God proceeds to issue his punishments. These are not the punishments he originally threatened. He takes the legs off the serpent, gives women childbearing pain, although a little hurt with a baby is no big deal compared to this nugget: "Your desire shall be for your husband, and he shall rule over you." God created sexism as a punishment for eating the tree! Then he tells Adam he has to toil for his crops because he "listened to the voice of [his] wife." So not only does this cement the above sexism (listening to one's wife is bad), it also doesn't make sense with the way the story was told. He was right there too, it wasn't Eve's fault! If anything, he listened to the voice of the serpent.

Which is another interesting thought. Why does the serpent have a voice? The other animals don't seem to be talking, but no one thinks it's odd that the serpent does. And nowhere does it mention the serpent is Satan. The serpent here is just someone too crafty for his own good, stirring up trouble in middle Eden. Very different from how this story is usually portrayed.

Now that God has handed out his eternal punishments, he gives the couple some hide garments. And then he says something interesting. "'See, the man has become like one of us, knowing good and evil; and now, he might reach out his hand and take also from the tree of life, and eat, and live forever.'" It doesn't say who God says this to, but the "one of us" line really stands out, doesn't it?
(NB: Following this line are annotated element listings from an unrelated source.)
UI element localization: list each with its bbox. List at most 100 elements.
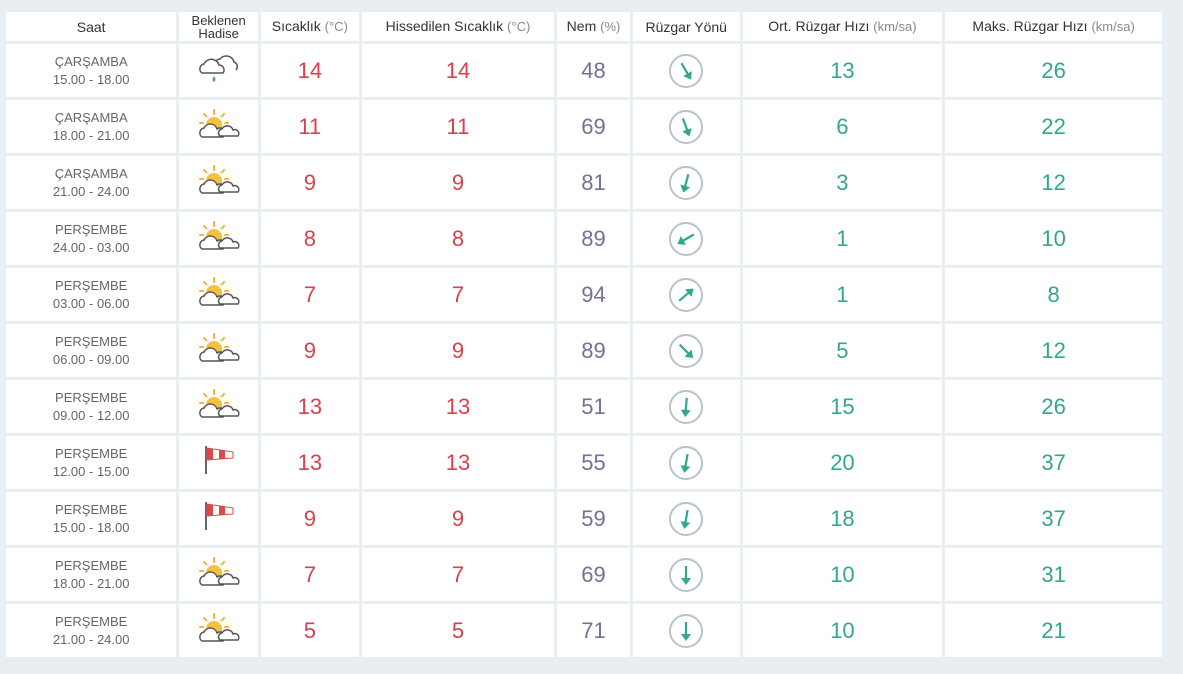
time-cell: ÇARŞAMBA 18.00 - 21.00 — [6, 100, 177, 153]
row-time-range: 12.00 - 15.00 — [52, 463, 130, 479]
wind-direction-arrow-icon — [669, 333, 704, 368]
row-time-range: 24.00 - 03.00 — [52, 239, 130, 255]
time-cell: PERŞEMBE 06.00 - 09.00 — [6, 324, 177, 377]
feels-like-value: 7 — [451, 561, 465, 587]
row-day: PERŞEMBE — [55, 557, 128, 573]
row-day: PERŞEMBE — [55, 333, 128, 349]
row-day: PERŞEMBE — [55, 501, 128, 517]
row-time-range: 18.00 - 21.00 — [52, 127, 130, 143]
windsock-icon — [199, 499, 239, 538]
avg-wind-value: 18 — [830, 505, 855, 531]
wind-direction-arrow-icon — [669, 109, 704, 144]
feels-like-value: 9 — [451, 169, 465, 195]
weather-icon-cell — [179, 324, 258, 377]
max-wind-value: 31 — [1041, 561, 1066, 587]
avg-wind-cell: 18 — [742, 492, 943, 545]
feels-like-cell: 13 — [361, 436, 555, 489]
humidity-cell: 89 — [557, 212, 630, 265]
avg-wind-value: 15 — [830, 393, 855, 419]
feels-like-value: 13 — [445, 449, 471, 475]
temperature-value: 7 — [303, 281, 316, 307]
humidity-cell: 48 — [557, 44, 630, 97]
temperature-cell: 13 — [260, 436, 359, 489]
feels-like-value: 9 — [451, 505, 465, 531]
feels-like-value: 7 — [451, 281, 465, 307]
avg-wind-cell: 10 — [742, 604, 943, 657]
partly-cloudy-icon — [196, 555, 242, 594]
feels-like-cell: 9 — [361, 156, 555, 209]
partly-cloudy-icon — [196, 387, 242, 426]
avg-wind-value: 20 — [830, 449, 855, 475]
table-row: PERŞEMBE 09.00 - 12.00 13 13 51 15 26 — [6, 380, 1162, 433]
forecast-table: Saat Beklenen Hadise Sıcaklık (°C) Hissed… — [3, 9, 1165, 660]
wind-direction-arrow-icon — [669, 277, 704, 312]
max-wind-value: 10 — [1041, 225, 1066, 251]
header-ort-ruzgar: Ort. Rüzgar Hızı (km/sa) — [742, 12, 943, 41]
header-nem: Nem (%) — [557, 12, 630, 41]
table-row: PERŞEMBE 24.00 - 03.00 8 8 89 1 10 — [6, 212, 1162, 265]
max-wind-cell: 12 — [945, 156, 1162, 209]
table-row: PERŞEMBE 03.00 - 06.00 7 7 94 1 8 — [6, 268, 1162, 321]
time-cell: PERŞEMBE 21.00 - 24.00 — [6, 604, 177, 657]
time-cell: PERŞEMBE 18.00 - 21.00 — [6, 548, 177, 601]
wind-direction-arrow-icon — [669, 445, 704, 480]
wind-direction-arrow-icon — [669, 501, 704, 536]
humidity-value: 81 — [581, 169, 606, 195]
humidity-cell: 89 — [557, 324, 630, 377]
humidity-cell: 51 — [557, 380, 630, 433]
max-wind-value: 37 — [1041, 505, 1066, 531]
max-wind-cell: 26 — [945, 44, 1162, 97]
humidity-value: 89 — [581, 225, 606, 251]
temperature-cell: 9 — [260, 156, 359, 209]
max-wind-cell: 8 — [945, 268, 1162, 321]
wind-direction-cell — [632, 324, 740, 377]
temperature-cell: 7 — [260, 268, 359, 321]
weather-icon-cell — [179, 44, 258, 97]
temperature-value: 9 — [303, 337, 316, 363]
temperature-cell: 9 — [260, 492, 359, 545]
row-time-range: 18.00 - 21.00 — [52, 575, 130, 591]
avg-wind-value: 1 — [836, 281, 849, 307]
temperature-cell: 13 — [260, 380, 359, 433]
time-cell: PERŞEMBE 24.00 - 03.00 — [6, 212, 177, 265]
header-hissedilen: Hissedilen Sıcaklık (°C) — [361, 12, 555, 41]
time-cell: ÇARŞAMBA 15.00 - 18.00 — [6, 44, 177, 97]
avg-wind-cell: 15 — [742, 380, 943, 433]
humidity-value: 59 — [581, 505, 606, 531]
row-day: PERŞEMBE — [55, 221, 128, 237]
table-header-row: Saat Beklenen Hadise Sıcaklık (°C) Hissed… — [6, 12, 1162, 41]
feels-like-value: 13 — [445, 393, 471, 419]
weather-icon-cell — [179, 156, 258, 209]
time-cell: PERŞEMBE 09.00 - 12.00 — [6, 380, 177, 433]
temperature-cell: 8 — [260, 212, 359, 265]
feels-like-value: 9 — [451, 337, 465, 363]
max-wind-value: 22 — [1041, 113, 1066, 139]
wind-direction-arrow-icon — [669, 221, 704, 256]
temperature-value: 9 — [303, 505, 316, 531]
table-row: PERŞEMBE 15.00 - 18.00 9 9 59 18 37 — [6, 492, 1162, 545]
row-time-range: 15.00 - 18.00 — [52, 519, 130, 535]
time-cell: ÇARŞAMBA 21.00 - 24.00 — [6, 156, 177, 209]
feels-like-cell: 9 — [361, 324, 555, 377]
row-day: ÇARŞAMBA — [54, 53, 128, 69]
header-hadise: Beklenen Hadise — [179, 12, 258, 41]
temperature-cell: 7 — [260, 548, 359, 601]
header-sicaklik: Sıcaklık (°C) — [260, 12, 359, 41]
row-time-range: 15.00 - 18.00 — [52, 71, 130, 87]
weather-icon-cell — [179, 604, 258, 657]
feels-like-cell: 8 — [361, 212, 555, 265]
max-wind-cell: 37 — [945, 492, 1162, 545]
temperature-value: 13 — [297, 449, 323, 475]
temperature-value: 14 — [297, 57, 323, 83]
avg-wind-cell: 6 — [742, 100, 943, 153]
wind-direction-arrow-icon — [669, 165, 704, 200]
humidity-value: 69 — [581, 113, 606, 139]
avg-wind-value: 1 — [836, 225, 849, 251]
time-cell: PERŞEMBE 15.00 - 18.00 — [6, 492, 177, 545]
temperature-value: 9 — [303, 169, 316, 195]
avg-wind-value: 10 — [830, 617, 855, 643]
table-row: PERŞEMBE 06.00 - 09.00 9 9 89 5 12 — [6, 324, 1162, 377]
humidity-cell: 94 — [557, 268, 630, 321]
row-time-range: 06.00 - 09.00 — [52, 351, 130, 367]
max-wind-value: 37 — [1041, 449, 1066, 475]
I've vaguely heard ideas that Yahweh began as just one god of many (all ancient religions pretty much are polytheistic), and then later developed into monotheism. That definitely seems to fit with this verse. God doesn't seem to have a monopoly on anything, and he's worried that Adam is going to be godlike. He isn't claiming that Adam needs to be omniscient or omnipotent to be like one of "them," only that he needs to know about good and evil and live forever.

So Adam and Eve get the boot so that God doesn't feel threatened by them. He even leaves a cherubim to guard the entrance so that can't sneak back in. If this were a novel I'd just picked up, I'd be theorizing that God at some point was just a regular Joe who'd gone to Eden, eaten of the two trees, and then become godlike. And he wanted followers without them knowing the secret of what he'd done...so out they must go! It's very interesting, and the God that I feel like I'm coming to know in these first few chapters sounds nothing like the God I've been told about by countless Christians.